Soviel über den guten Frater Jakob Sprenger, den höflichen und freundwilligen Briefschreiber. Einige meinen, daß er gewiß nicht ohne bona fides war. Sie setzen allerdings hinzu, daß er grauenhaft dumm gewesen sein muß. Und seinem innersten Wesen nach: doch nur ein Menschenfeind.

Aus einer neuerdings gedruckten Arbeit von Prof. Dr. Martin Sicherl (Verlag der Akademie der Wissenschaften und der Literatur in Mainz 1963) geht hervor, daß Reuchlin 1488 an Sprenger die lateinische Übersetzung eines Briefes des Irrlehrers Nestorius (die man bisher verloren geglaubt hat) mit einem für Sprenger mehr als schmeichelhaften Begleitschreiben geschickt hat. In diesem Begleitschreiben wird der literarische Vater der Hexenverbrennungen folgendermaßen apostrophiert: »Nun habe ich aber nicht nur von den einheimischen, sondern auch den ausländischen Kündern Deines Ruhmes vernommen, daß die Bekanntschaft mit Dir und Deine Gegenwart allen erwünscht, angenehm und nutzbringend sei wegen Deines gewinnenden Wesens, Deiner einzigartigen Rechtschaffenheit (propter tuos svavissimos mores, singularem probitatem) usf.« – Es fällt schwer, diesen Brief in das Bild einzureihen, das man sich von dem großen edlen Reuchlin gemacht hat. Aber die Weltgeschichte, auch die Geschichte der Weltliteratur ist eben ein Nebelmeer von Rätseln. – Jeder müßte diesen seltsamen Brief lesen, der in dem Buch von Sicherl ›Zwei Reuchlin-Funde aus der Pariser Nationalbibliothek‹ nun allgemein zugänglich ist.

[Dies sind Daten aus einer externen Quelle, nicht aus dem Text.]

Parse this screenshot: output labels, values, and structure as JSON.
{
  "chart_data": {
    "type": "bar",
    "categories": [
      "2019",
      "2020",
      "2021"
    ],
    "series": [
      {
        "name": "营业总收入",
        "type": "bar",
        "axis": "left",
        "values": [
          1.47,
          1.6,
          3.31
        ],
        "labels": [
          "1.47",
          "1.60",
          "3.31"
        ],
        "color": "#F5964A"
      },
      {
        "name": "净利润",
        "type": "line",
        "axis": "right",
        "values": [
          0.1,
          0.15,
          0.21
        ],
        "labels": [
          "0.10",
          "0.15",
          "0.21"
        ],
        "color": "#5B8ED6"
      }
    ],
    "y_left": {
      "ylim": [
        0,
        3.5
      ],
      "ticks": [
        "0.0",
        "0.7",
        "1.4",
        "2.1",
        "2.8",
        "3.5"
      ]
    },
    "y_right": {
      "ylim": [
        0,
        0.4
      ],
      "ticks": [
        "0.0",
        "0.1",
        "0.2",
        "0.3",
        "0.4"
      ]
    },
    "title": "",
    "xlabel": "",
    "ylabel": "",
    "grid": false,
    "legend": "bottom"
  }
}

Zum Hexenwahn: Es muß hier noch angemerkt werden, daß auch das Judentum nicht ganz frei von Dämonologie ist, daß es seine ›sitra achra‹, seine ›andere Seite‹ hat. Und zwar sowohl im Talmud, das ist in den Jahrhundertdiskussionen der Schriftgelehrten, wie in der Kabbala, das ist im freien ›Empfang‹ der tiefen Einblicke einzelner Lehrer. Doch da wie dort ist dem Wirken des Satans und seiner Gehilfen durch den absoluten uneingeschränkten Monotheismus eine klargezeichnete Grenze gesetzt.